Mona Bras

Mona.JPGNée le 8 juillet 1956 à Pabu, lieu géographique où se situe l'hôpital public de Guingamp, petite fille de paysans trégorrois et fille d'un père "parisianné" issu de l'émigration bretonne. Son père était officier dans l'armée française après avoir fait ses débuts dans la résistance : le réseau "Julien" de Seine-et-Oise dans lequel il entrait jeune et de bonne heure (comprenez avant 1943!). Sa mère, six mois après sa naissance, quittait la Bretagne pour le continent africain où Mona et elle rejoignirent son père à Bamako, à l'époque colonie française, pour une durée de deux ans. Bamako où naîtra la petite soeur de Mona, Marie-Madeleine.

Aînée de sept enfants, Mona est la seule à avoir pris la décision d'apprendre le breton dès qu'elle l'a pu : c'était au lycée Pavie de Guingamp. Son premier professeur était Yvon Abiven qui enseignait l'économie au lycée à cette époque. Elle fait partie de la "génération-frustration" : elle trouvait curieux et difficile de vivre dans un environnement bretonnant dont elle se sentait exclue. La question pour elle était : "mais pourquoi donc ne veulent-ils pas lui parler breton ?". "Ils", c'était ses parents, ses grands-parents maternels et la famille maternelle, les voisins et habitants de Plounévez-Moëdec et des communes alentours puisque toute la vie sociale s'y vivait en breton sauf à l'école et à l'église.

La scolarité de Mona débutée à l'école primaire publique de Plounévez-Moëdec, la mènera au lycée Pavie de Guingamp après les années collège à Belle-Isle-en Terre, puis sur les bancs de la faculté de droit à Rennes qu'elle quitte en 1975 pour se marier alors qu'elle venait d'avoir 19 ans.

Bilan du bac + 20 ans de mariage : quatre enfants (Aziliz, Morwenna, Konogan et Arzhela). Vingt années pendant lesquelles Mona a milité à l'UDB, dans le monde culturel breton notamment en fondant avec quelques autres familles, l'école Diwan de Guingamp, et dans le monde associatif écologiste... Elle fait partie de ceux qui peuvent dire : "Plogoff ? j'y étais !"  sauf que, d'après elle, ça lui donne un air "d'ancien combattant"!

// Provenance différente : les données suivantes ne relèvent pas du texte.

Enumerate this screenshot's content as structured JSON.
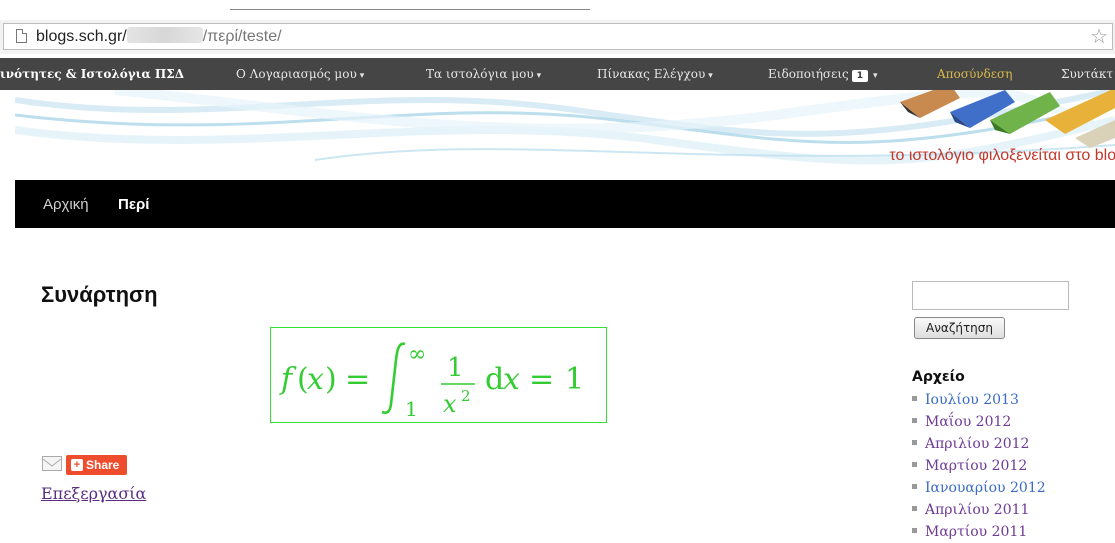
{
  "browser": {
    "url_host": "blogs.sch.gr/",
    "url_path": "/περί/teste/"
  },
  "adminbar": {
    "items": [
      {
        "label": "ινότητες & Ιστολόγια ΠΣΔ"
      },
      {
        "label": "Ο Λογαριασμός μου"
      },
      {
        "label": "Τα ιστολόγια μου"
      },
      {
        "label": "Πίνακας Ελέγχου"
      },
      {
        "label": "Ειδοποιήσεις",
        "badge": "1"
      },
      {
        "label": "Αποσύνδεση"
      },
      {
        "label": "Συντάκτ"
      }
    ]
  },
  "header": {
    "tagline": "το ιστολόγιο φιλοξενείται στο blog"
  },
  "nav": {
    "items": [
      {
        "label": "Αρχική"
      },
      {
        "label": "Περί"
      }
    ]
  },
  "post": {
    "title": "Συνάρτηση",
    "share_label": "Share",
    "edit_label": "Επεξεργασία"
  },
  "sidebar": {
    "search_button": "Αναζήτηση",
    "archive_title": "Αρχείο",
    "archive_items": [
      "Ιουλίου 2013",
      "Μαΐου 2012",
      "Απριλίου 2012",
      "Μαρτίου 2012",
      "Ιανουαρίου 2012",
      "Απριλίου 2011",
      "Μαρτίου 2011"
    ]
  },
  "colors": {
    "admin_bar": "#454545",
    "nav_bar": "#000000",
    "formula_green": "#33e133",
    "tagline_red": "#c0392b",
    "share_orange": "#ee4d2d",
    "link_blue": "#3a6bc4",
    "link_visited": "#6d3a94"
  }
}
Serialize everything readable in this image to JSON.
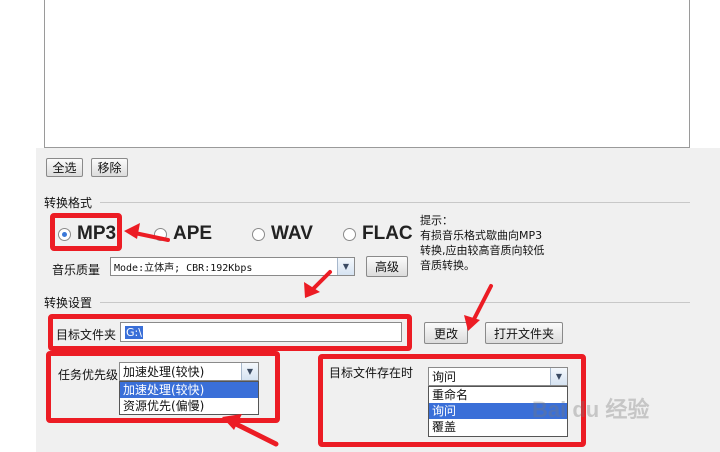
{
  "toolbar": {
    "select_all": "全选",
    "remove": "移除"
  },
  "format_group": {
    "title": "转换格式",
    "options": [
      {
        "label": "MP3",
        "selected": true
      },
      {
        "label": "APE",
        "selected": false
      },
      {
        "label": "WAV",
        "selected": false
      },
      {
        "label": "FLAC",
        "selected": false
      }
    ],
    "quality_label": "音乐质量",
    "quality_value": "Mode:立体声; CBR:192Kbps",
    "advanced_button": "高级",
    "hint": "提示：\n  有损音乐格式歇曲向MP3\n转换,应由较高音质向较低\n音质转换。"
  },
  "settings_group": {
    "title": "转换设置",
    "target_folder_label": "目标文件夹",
    "target_folder_value": "G:\\",
    "change_button": "更改",
    "open_folder_button": "打开文件夹",
    "priority_label": "任务优先级",
    "priority_value": "加速处理(较快)",
    "priority_options": [
      "加速处理(较快)",
      "资源优先(偏慢)"
    ],
    "exists_label": "目标文件存在时",
    "exists_value": "询问",
    "exists_options": [
      "重命名",
      "询问",
      "覆盖"
    ]
  },
  "watermark": "Bai du 经验",
  "colors": {
    "annotation_red": "#ec1c24",
    "selection_blue": "#3a6fd8"
  }
}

Mona divorce à 40 ans et quitte le commerce, la petite bourgeoisie, la maison particulière et la Volvo pour l'aide à domicile, les smicards, l'appartement HLM et le vélo... Belle expérience qui va durer 10 ans pendant lesquels Mona va créer une section syndicale dans l'association qui l'emploie, créer un syndicat départemental CGT des personnels du maintien à domicile, se lancer d'une façon autonome en politique à l'occasion des municipales de 2001 à Guingamp où la liste autonomiste, écologiste et de gauche qu'elle mène fera 15%, reprendre des études de psychologie par correspondance à Rennes 2, passer un diplôme de bio-énergéticienne, engager des études de somatothérapie au gré de ses disponibilités, etc... et plus personnellement, Mona découvrit pendant ces dix années là, et par trois fois, le plaisir et la joie d'être la grand-mère de : Enora, de Neven-Artus et de Matahi.

Mona est fière d'avoir fait partie de l'équipe qui renversa la droite au pouvoir au Conseil régional de Bretagne et qui fit basculer celui ci à gauche pour la première fois de son histoire. Et tout aussi historique, d'être l'une des premières élues autonomistes à siéger dans un Conseil régional.

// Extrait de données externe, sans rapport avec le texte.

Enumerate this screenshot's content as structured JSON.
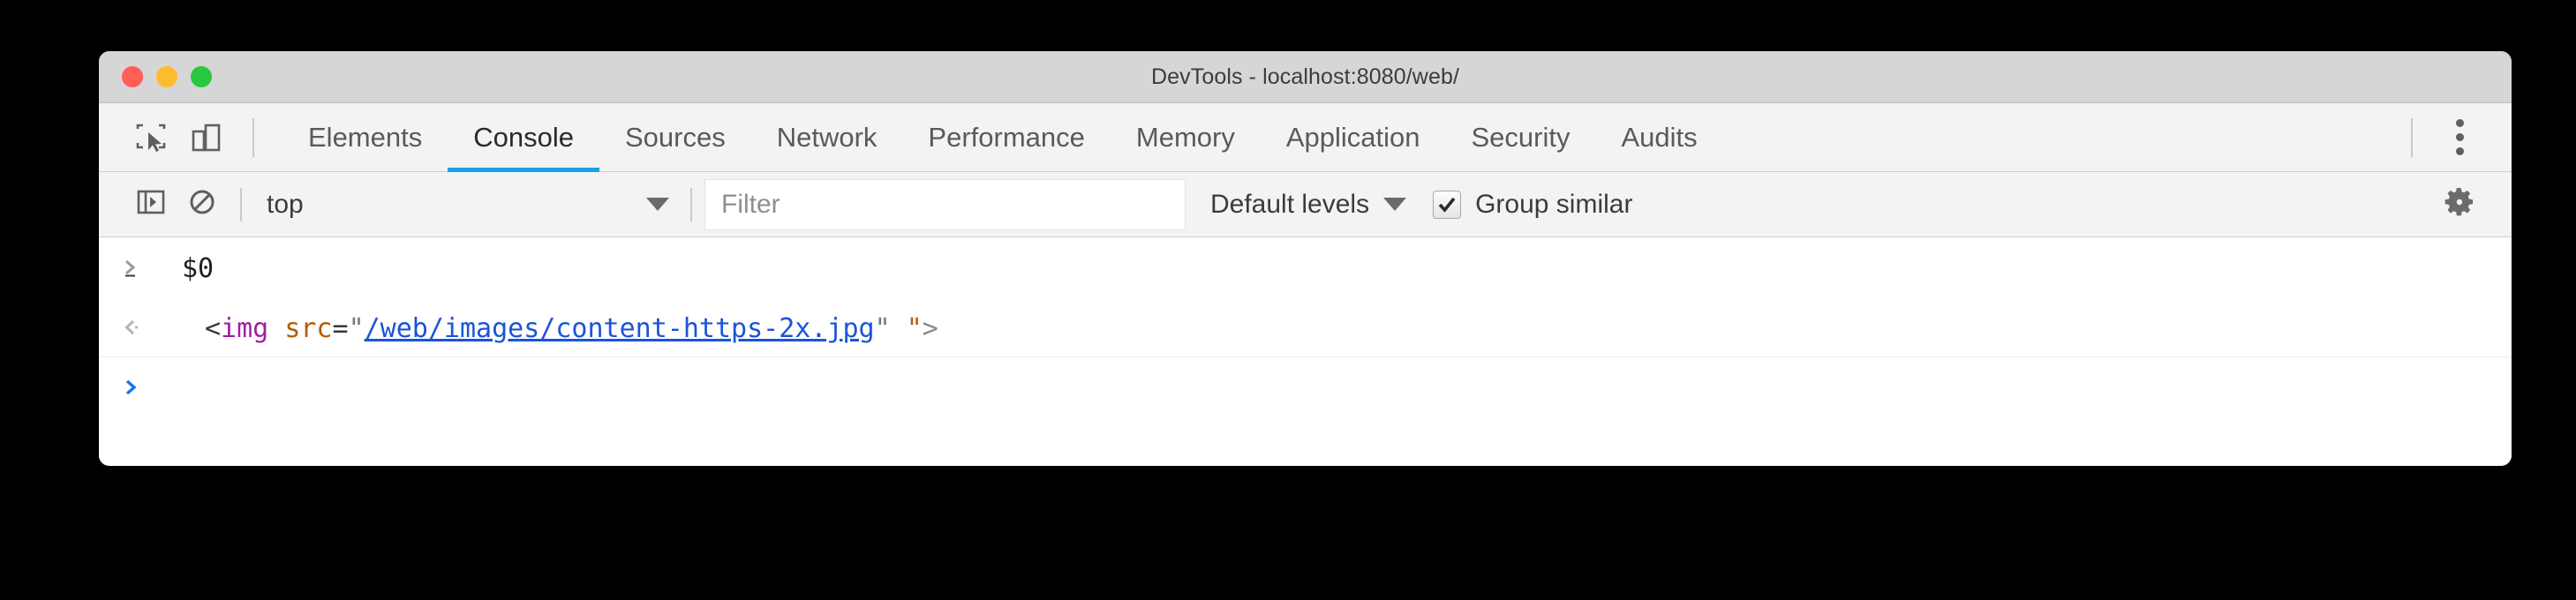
{
  "window": {
    "title": "DevTools - localhost:8080/web/",
    "traffic_lights": [
      {
        "name": "close",
        "color": "#ff5f56"
      },
      {
        "name": "minimize",
        "color": "#fdbc2e"
      },
      {
        "name": "zoom",
        "color": "#28c83f"
      }
    ]
  },
  "tabbar": {
    "inspect_icon": "inspect-element-icon",
    "device_icon": "device-toolbar-icon",
    "menu_icon": "more-options-icon",
    "tabs": [
      {
        "label": "Elements",
        "active": false
      },
      {
        "label": "Console",
        "active": true
      },
      {
        "label": "Sources",
        "active": false
      },
      {
        "label": "Network",
        "active": false
      },
      {
        "label": "Performance",
        "active": false
      },
      {
        "label": "Memory",
        "active": false
      },
      {
        "label": "Application",
        "active": false
      },
      {
        "label": "Security",
        "active": false
      },
      {
        "label": "Audits",
        "active": false
      }
    ],
    "active_underline_color": "#18a0e8"
  },
  "console_toolbar": {
    "sidebar_toggle_icon": "console-sidebar-icon",
    "clear_icon": "clear-console-icon",
    "context_value": "top",
    "context_caret": "chevron-down-icon",
    "filter_placeholder": "Filter",
    "filter_value": "",
    "levels_label": "Default levels",
    "levels_caret": "chevron-down-icon",
    "group_similar_label": "Group similar",
    "group_similar_checked": true,
    "settings_icon": "gear-icon"
  },
  "console": {
    "rows": [
      {
        "type": "input",
        "gutter_icon": "input-prompt-icon",
        "text": "$0"
      },
      {
        "type": "output",
        "gutter_icon": "output-result-icon",
        "tokens": {
          "open": "<",
          "tag": "img",
          "space": " ",
          "attr": "src",
          "equals": "=",
          "quote_open": "\"",
          "url": "/web/images/content-https-2x.jpg",
          "quote_close": "\"",
          "gap": " ",
          "quote_stray": "\"",
          "close": ">"
        }
      },
      {
        "type": "prompt",
        "gutter_icon": "active-prompt-icon",
        "text": ""
      }
    ]
  },
  "colors": {
    "background": "#000000",
    "titlebar": "#d6d6d6",
    "toolbar": "#f3f3f3",
    "accent": "#18a0e8",
    "link": "#1a54d8",
    "tag": "#a020a0",
    "attribute": "#b35c00"
  }
}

Localement, un troisième mandat se traduit par un poste d'adjointe à l'identité et au patrimoine qu'elle tenu à définir de la façon suivante : identité comme patrimoine culturel et immatériel ; patrimoine comme patrimoine bâti ancien et contemporain et comme patrimoine naturel soit la biodiversité. Donc très loin de définitions identitaires exclusive à la Brice Heurtefeux !

Au sein de l' UDB, les militants l'ont désignée comme porte-parole du parti au congrès de Quimper en novembre 2006 ; faisant de sa personne la première femme à occuper ces fonctions dans l' UDB.


Dans un contexte de changement d'ère, de mutations profondes, de bouleversements climatiques, économiques, écologiques, sociaux, humains, l'UDB est une force de proposition pour un monde plus juste, plus équilibré, plus humain. Nous avons notre pierre à apporter à la construction du monde de demain. Car demain, c'est déjà aujourd'hui.